Attribution managed investment trusts
Under the changes enacted in May 2016, an eligible MIT may elect into the new attribution regime for the taxation of MITs. Those that choose to apply the new tax system are referred to as attribution managed investment trusts (AMITs).
The new tax system for MITs:
- allows AMITs to use an attribution method of tax (in lieu of the existing present entitlement to income method in Division 6 of the Income Tax Assessment Act 1936)

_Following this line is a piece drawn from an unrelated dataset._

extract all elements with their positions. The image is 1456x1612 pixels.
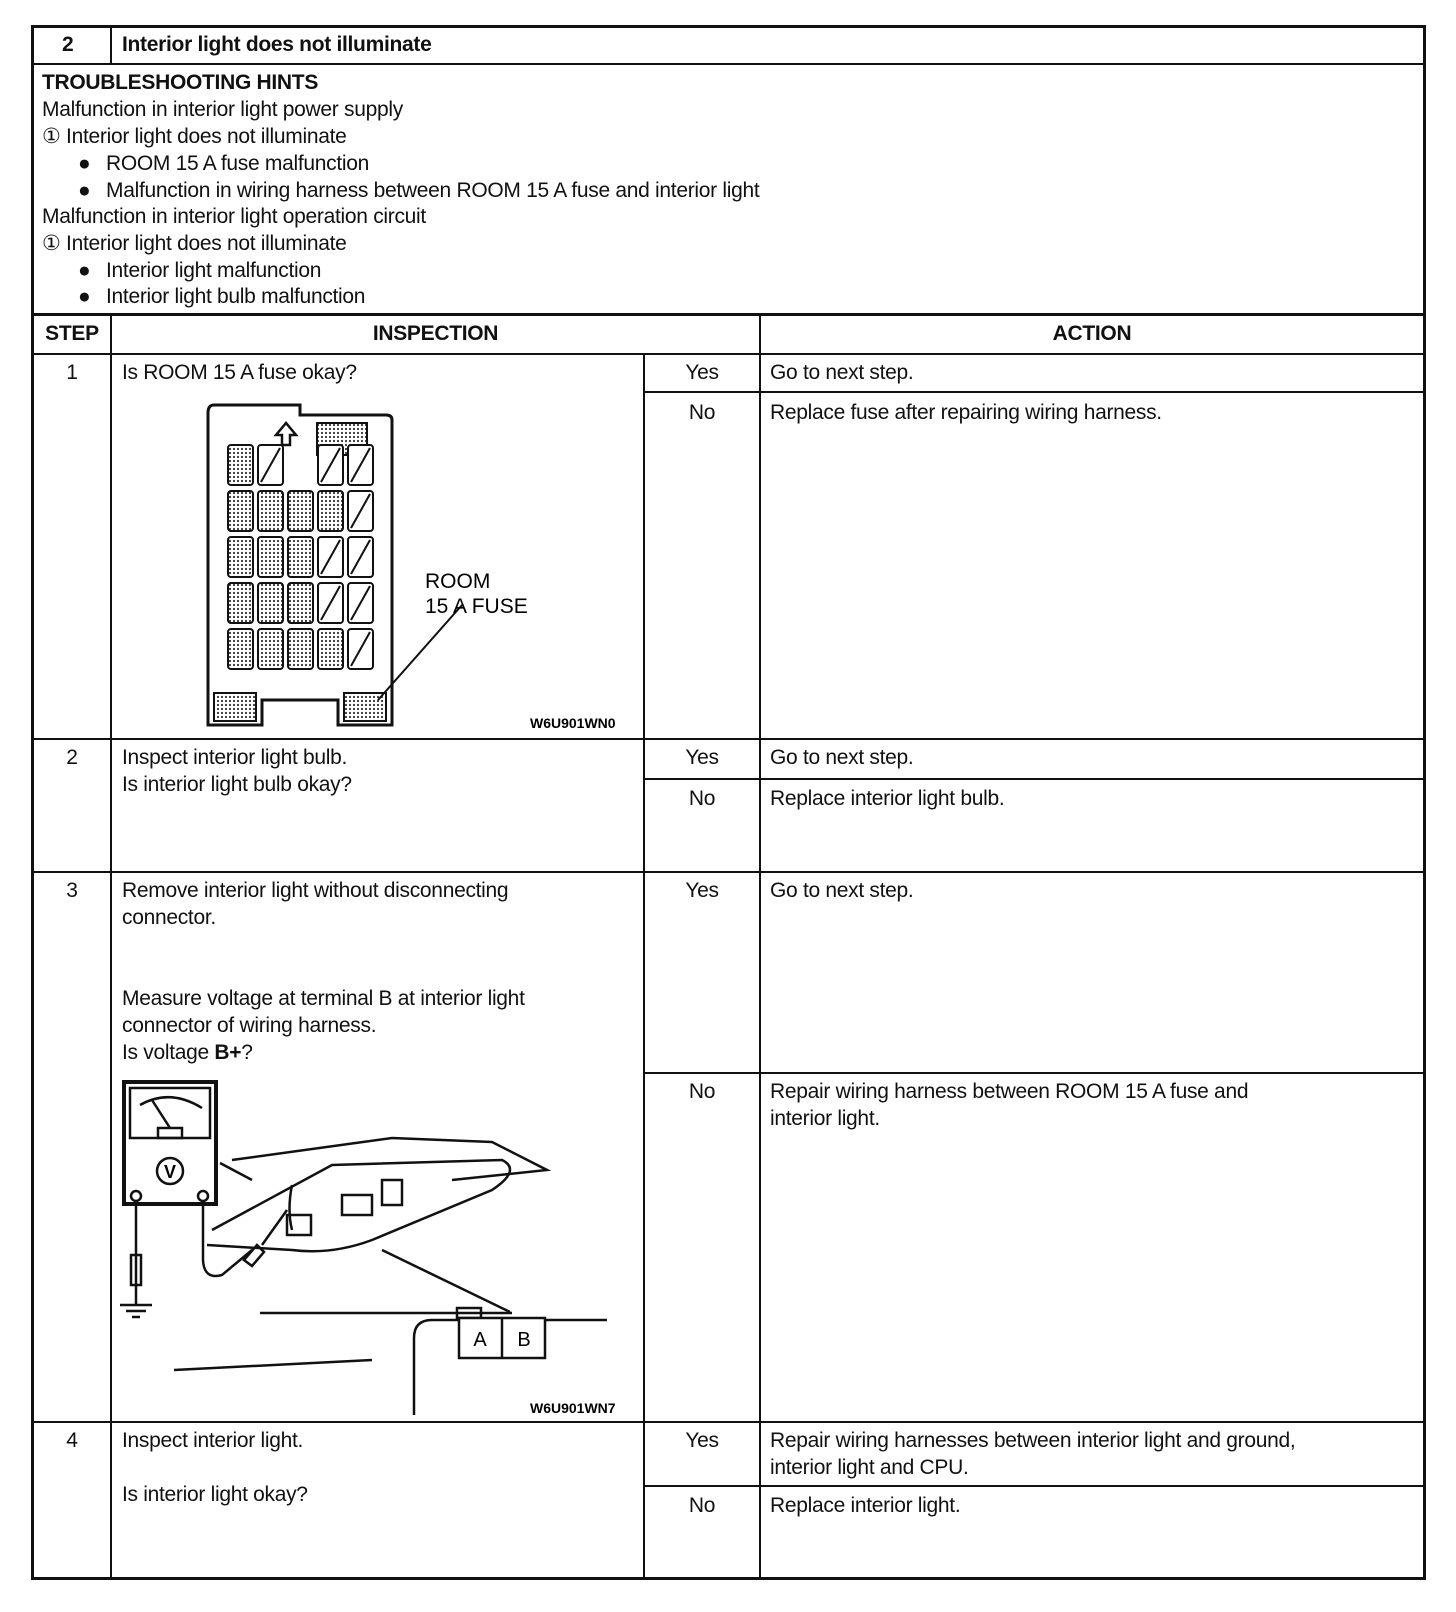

- allows AMITs to carry forward under- and over-estimates of tax amounts into the discovery income year, generally without adverse tax consequences
- deems AMITs that meet eligibility requirements to be fixed trusts
- allows unit holders in AMITs to make, in certain circumstances, both upward and downward adjustments to the cost base of their unit holdings to eliminate double taxation that may otherwise arise
- introduces an arm’s length rule for all MITs that aims to ensure related entities undertake transactions between one another in a manner that reflects commercial dealings
- amends the 20% tracing rule for public unit trusts in Division 6C of the Income Tax Assessment Act 1936 so it does not apply to super funds and exempt entities that are entitled to a refund of excess imputation credits.

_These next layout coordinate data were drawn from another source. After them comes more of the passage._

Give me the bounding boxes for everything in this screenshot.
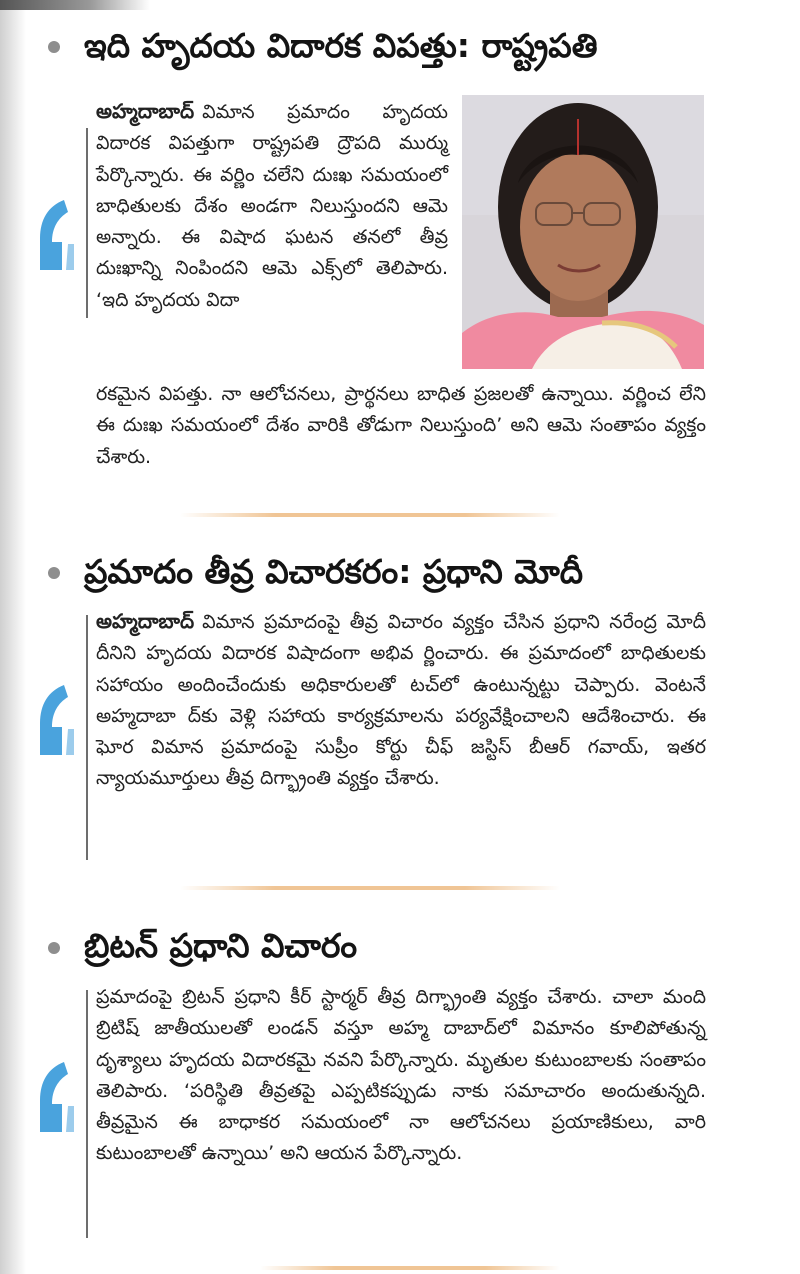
quote-icon [34, 200, 80, 272]
section-body-top [96, 96, 448, 316]
quote-icon [34, 1062, 80, 1134]
bullet-icon [48, 567, 60, 579]
bullet-icon [48, 41, 60, 53]
section-body-bottom: రకమైన విపత్తు. నా ఆలోచనలు, ప్రార్థనలు బాధిత ప్రజలతో ఉన్నాయి. వర్ణించ లేని ఈ దుఃఖ సమయంలో దేశం వారికి తోడుగా నిలుస్తుంది’ అని ఆమె సంతాపం వ్యక్తం చేశారు. [96, 383, 706, 468]
article-section-president [0, 0, 800, 525]
section-headline: ప్రమాదం తీవ్ర విచారకరం: ప్రధాని మోదీ [84, 552, 584, 591]
quote-icon [34, 685, 80, 757]
article-section-modi [0, 540, 800, 900]
dateline: అహ్మదాబాద్ [96, 99, 195, 123]
section-body: ప్రమాదంపై బ్రిటన్ ప్రధాని కీర్ స్టార్మర్ తీవ్ర దిగ్భ్రాంతి వ్యక్తం చేశారు. చాలా మంది బ్రిటిష్ జాతీయులతో లండన్ వస్తూ అహ్మ దాబాద్‌లో విమానం కూలిపోతున్న దృశ్యాలు హృదయ విదారకమై నవని పేర్కొన్నారు. మృతుల కుటుంబాలకు సంతాపం తెలిపారు. ‘పరిస్థితి తీవ్రతపై ఎప్పటికప్పుడు నాకు సమాచారం అందుతున్నది. తీవ్రమైన ఈ బాధాకర సమయంలో నా ఆలోచనలు ప్రయాణికులు, వారి కుటుంబాలతో ఉన్నాయి’ అని ఆయన పేర్కొన్నారు. [96, 986, 706, 1165]
quote-rule [86, 615, 88, 860]
section-headline: బ్రిటన్ ప్రధాని విచారం [84, 926, 358, 965]
body-text: విమాన ప్రమాదంపై తీవ్ర విచారం వ్యక్తం చేసిన ప్రధాని నరేంద్ర మోదీ దీనిని హృదయ విదారక విషాదంగా అభివ ర్ణించారు. ఈ ప్రమాదంలో బాధితులకు సహాయం అందించేందుకు అధికారులతో టచ్‌లో ఉంటున్నట్టు చెప్పారు. వెంటనే అహ్మదాబా ద్‌కు వెళ్లి సహాయ కార్యక్రమాలను పర్యవేక్షించాలని ఆదేశించారు. ఈ ఘోర విమాన ప్రమాదంపై సుప్రీం కోర్టు చీఫ్ జస్టిస్ బీఆర్ గవాయ్, ఇతర న్యాయమూర్తులు తీవ్ర దిగ్భ్రాంతి వ్యక్తం చేశారు. [96, 611, 706, 790]
dateline: అహ్మదాబాద్ [96, 609, 195, 633]
quote-rule [86, 128, 88, 318]
section-divider [180, 513, 560, 517]
quote-rule [86, 990, 88, 1238]
article-section-britain [0, 912, 800, 1274]
body-text-top: విమాన ప్రమాదం హృదయ విదారక విపత్తుగా రాష్ట్రపతి ద్రౌపది ముర్ము పేర్కొన్నారు. ఈ వర్ణిం చలేని దుఃఖ సమయంలో బాధితులకు దేశం అండగా నిలుస్తుందని ఆమె అన్నారు. ఈ విషాద ఘటన తనలో తీవ్ర దుఃఖాన్ని నింపిందని ఆమె ఎక్స్‌లో తెలిపారు. ‘ఇది హృదయ విదా [96, 101, 448, 311]
section-divider [180, 886, 560, 890]
section-body [96, 606, 706, 795]
president-photo [462, 95, 704, 369]
bullet-icon [48, 942, 60, 954]
section-divider [260, 1266, 560, 1270]
section-headline: ఇది హృదయ విదారక విపత్తు: రాష్ట్రపతి [84, 26, 598, 65]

If you are a MIT trustee, the new tax system allows you to choose to apply the attribution rules for an income year starting on or after 1 July 2015. The way a MIT's tax return is prepared for that income year will be sufficient evidence of the making of the choice.
If you make the choice to apply the new rules from the earlier start date of 1 July 2015, you must ensure you meet the requirements and obligations under the new rules.
If you don't elect to apply the new rules, you must continue to fulfil your existing obligations under Division 6 of the Income Tax Assessment Act 1936.